Jackie Hoysted explores belonging at BoxHeart | Community Profile | Pittsburgh | Pittsburgh City Paper

Jackie Hoysted explores belonging at BoxHeart

Hoysted simultaneously excites a detail-driven brain and massages a grief-stricken heart

Jackie Hoysted’s painting “Kiss These Secret Stones”
Jackie Hoysted’s painting “Kiss These Secret Stones”
BoxHeart Gallery is a wonderland on a Sunday afternoon, part boutique and part gallery. Living-room furniture decorates the entrance, easing visitors into the intimate and compelling body of work by Irish-born, Maryland-based multimedia artist Jackie Hoysted. Conflicted fits well on the first floor of BoxHeart, embracing all of what this gallery’s mission craves: “tragic and wonderful realities.” Ironically, Conflicted, an ardent exploration of belonging, is perfectly at home here.

Hoysted’s focus and skill are notable in individual pieces, and thrilling in the context of the complete exhibition.
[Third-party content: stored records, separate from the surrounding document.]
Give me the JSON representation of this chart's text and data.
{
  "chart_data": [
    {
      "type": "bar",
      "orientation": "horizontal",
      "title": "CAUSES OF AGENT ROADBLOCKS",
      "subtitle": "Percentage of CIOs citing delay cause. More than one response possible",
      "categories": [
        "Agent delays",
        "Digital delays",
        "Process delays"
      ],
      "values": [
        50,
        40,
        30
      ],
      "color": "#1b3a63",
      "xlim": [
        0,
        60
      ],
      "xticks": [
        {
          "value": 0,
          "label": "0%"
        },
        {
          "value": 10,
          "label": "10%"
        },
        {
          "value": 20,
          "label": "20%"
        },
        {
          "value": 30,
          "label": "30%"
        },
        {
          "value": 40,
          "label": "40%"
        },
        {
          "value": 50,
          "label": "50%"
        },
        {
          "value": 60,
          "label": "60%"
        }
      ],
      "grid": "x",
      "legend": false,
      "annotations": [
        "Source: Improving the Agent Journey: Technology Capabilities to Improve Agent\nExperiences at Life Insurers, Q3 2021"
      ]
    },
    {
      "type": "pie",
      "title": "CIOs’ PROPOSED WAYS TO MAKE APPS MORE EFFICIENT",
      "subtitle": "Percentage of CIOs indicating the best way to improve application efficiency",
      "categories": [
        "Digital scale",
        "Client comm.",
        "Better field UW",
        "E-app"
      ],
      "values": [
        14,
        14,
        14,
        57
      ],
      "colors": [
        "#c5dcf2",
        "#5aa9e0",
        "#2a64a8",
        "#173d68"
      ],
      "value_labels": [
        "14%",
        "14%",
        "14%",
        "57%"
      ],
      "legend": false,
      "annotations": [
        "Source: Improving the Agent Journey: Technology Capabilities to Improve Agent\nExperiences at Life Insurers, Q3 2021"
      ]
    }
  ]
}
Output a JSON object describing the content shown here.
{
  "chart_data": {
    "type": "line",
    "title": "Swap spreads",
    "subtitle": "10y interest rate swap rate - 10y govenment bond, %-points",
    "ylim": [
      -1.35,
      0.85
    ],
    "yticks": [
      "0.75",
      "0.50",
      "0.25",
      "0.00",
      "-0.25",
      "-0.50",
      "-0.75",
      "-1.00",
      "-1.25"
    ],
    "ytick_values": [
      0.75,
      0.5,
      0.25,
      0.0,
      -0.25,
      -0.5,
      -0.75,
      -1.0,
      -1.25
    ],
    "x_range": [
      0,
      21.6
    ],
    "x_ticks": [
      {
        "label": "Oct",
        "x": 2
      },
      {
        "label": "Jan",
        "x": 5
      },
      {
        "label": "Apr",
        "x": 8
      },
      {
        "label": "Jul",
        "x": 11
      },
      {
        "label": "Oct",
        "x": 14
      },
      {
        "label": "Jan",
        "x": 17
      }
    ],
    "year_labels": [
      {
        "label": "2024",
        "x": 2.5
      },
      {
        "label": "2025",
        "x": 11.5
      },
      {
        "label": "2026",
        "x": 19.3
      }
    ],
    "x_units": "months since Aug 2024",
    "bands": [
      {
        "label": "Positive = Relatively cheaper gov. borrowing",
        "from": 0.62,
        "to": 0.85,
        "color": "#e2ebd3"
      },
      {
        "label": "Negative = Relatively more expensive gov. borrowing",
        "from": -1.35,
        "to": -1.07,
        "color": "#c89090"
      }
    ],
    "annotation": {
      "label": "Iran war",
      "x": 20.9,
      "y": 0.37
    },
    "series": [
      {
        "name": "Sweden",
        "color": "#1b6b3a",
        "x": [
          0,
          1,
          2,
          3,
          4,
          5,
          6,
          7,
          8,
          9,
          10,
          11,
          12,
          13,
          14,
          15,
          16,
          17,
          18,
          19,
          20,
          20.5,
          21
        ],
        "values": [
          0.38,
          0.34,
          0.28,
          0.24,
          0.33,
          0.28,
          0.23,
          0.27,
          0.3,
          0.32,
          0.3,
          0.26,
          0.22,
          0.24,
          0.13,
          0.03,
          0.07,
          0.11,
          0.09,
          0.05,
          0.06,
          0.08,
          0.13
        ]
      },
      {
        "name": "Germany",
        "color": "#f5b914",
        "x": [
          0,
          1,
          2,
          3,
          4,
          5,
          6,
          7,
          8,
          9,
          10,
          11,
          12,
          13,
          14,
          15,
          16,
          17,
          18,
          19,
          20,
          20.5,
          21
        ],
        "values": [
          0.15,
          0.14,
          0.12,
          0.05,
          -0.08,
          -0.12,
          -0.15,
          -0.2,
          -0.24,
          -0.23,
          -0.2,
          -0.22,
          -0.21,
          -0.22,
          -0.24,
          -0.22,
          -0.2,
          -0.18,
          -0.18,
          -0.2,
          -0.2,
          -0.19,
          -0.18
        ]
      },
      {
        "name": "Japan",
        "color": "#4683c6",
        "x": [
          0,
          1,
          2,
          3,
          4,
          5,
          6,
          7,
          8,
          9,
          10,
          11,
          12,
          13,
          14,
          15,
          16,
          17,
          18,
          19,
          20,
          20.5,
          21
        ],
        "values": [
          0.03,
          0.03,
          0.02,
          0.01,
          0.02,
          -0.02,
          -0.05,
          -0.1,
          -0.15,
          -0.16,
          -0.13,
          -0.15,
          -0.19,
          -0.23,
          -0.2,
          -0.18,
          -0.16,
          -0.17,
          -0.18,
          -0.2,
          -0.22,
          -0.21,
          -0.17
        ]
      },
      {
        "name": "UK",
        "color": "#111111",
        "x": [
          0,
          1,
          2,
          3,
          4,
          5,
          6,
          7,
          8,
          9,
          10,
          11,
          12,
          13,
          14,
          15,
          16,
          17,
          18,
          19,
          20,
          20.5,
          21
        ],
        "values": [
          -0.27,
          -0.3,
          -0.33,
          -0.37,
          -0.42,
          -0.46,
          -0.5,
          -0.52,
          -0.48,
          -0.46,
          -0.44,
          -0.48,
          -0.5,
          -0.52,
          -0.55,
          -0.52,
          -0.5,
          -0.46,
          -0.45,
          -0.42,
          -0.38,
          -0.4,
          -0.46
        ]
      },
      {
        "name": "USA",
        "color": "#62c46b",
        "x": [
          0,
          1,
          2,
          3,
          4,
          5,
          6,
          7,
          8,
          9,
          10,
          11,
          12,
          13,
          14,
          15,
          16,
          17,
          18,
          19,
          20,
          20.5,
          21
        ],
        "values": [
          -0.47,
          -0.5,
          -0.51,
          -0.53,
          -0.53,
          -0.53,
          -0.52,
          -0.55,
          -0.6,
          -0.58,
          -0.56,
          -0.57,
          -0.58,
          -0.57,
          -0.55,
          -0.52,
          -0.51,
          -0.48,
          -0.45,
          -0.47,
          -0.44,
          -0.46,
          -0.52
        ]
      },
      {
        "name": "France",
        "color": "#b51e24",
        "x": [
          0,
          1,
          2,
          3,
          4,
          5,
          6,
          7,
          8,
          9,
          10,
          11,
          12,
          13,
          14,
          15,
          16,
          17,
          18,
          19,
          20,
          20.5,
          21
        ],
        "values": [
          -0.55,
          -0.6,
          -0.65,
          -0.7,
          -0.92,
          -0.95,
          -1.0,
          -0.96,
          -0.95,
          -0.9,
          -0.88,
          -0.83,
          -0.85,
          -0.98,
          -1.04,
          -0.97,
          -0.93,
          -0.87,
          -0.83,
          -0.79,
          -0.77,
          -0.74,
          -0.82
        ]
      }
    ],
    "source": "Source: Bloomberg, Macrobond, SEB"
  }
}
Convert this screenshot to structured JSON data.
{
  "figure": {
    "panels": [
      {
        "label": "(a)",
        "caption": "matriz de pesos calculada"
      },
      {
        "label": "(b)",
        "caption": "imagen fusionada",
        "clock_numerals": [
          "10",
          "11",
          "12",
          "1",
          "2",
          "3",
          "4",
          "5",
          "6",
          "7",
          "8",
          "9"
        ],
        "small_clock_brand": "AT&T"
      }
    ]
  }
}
Hoysted communicates complex emotional histories in her acute self-portraiture by use of visual motifs: limiting subjects to head and shoulders; a solitary line to substitute for the backbone or the rest of the body; black and white palettes with splashes of color; and poignant titles referencing Gaelic myth or Irish localisms. “Medb Doth Spilleth Over” differs, as the face is more defined, and the use of green deftly references the Celtic mother goddess.

Hoysted continuously examines nostalgia: Does she feel blessed or cheated? “Sorrow” and “Liberty” are similar in style and in portrait outline to the others, except for the backbone line, which looks like it’s full of musical notes. The angle of that line is usually perpendicular to the bottom of the page, but it’s parallel in “Liberty” and diagonal in “Sorrow.” Hoysted creates her own set of rules, then breaks them. This choice has a distinct emotional effect.

Exceedingly deliberate, her construction method mirrors her conceptual processes. She paints on Dura-lar, a translucent, protective covering used for drafting. This slippery, malabsorptive surface sometimes causes her colors to run together. The technique takes patience, and the paint takes a long time to dry. In “Frail,” the precise delicacy in one blob of paint transforms it into the subtle dangling of a collarbone.

Hoysted simultaneously manages to excite a detail-driven brain and massage a grief-stricken heart. Hoysted confronts big questions. “Identity,” on black arches paper, is the most efficient of her larger pieces. Are we nothing more than a collection of patterns, motifs repeated over and over? Without an outline to our form, what keeps us from floating or melting away? Throughout this show, nothing is resolved, but it feels like Hoysted’s getting closer to something. Homing in.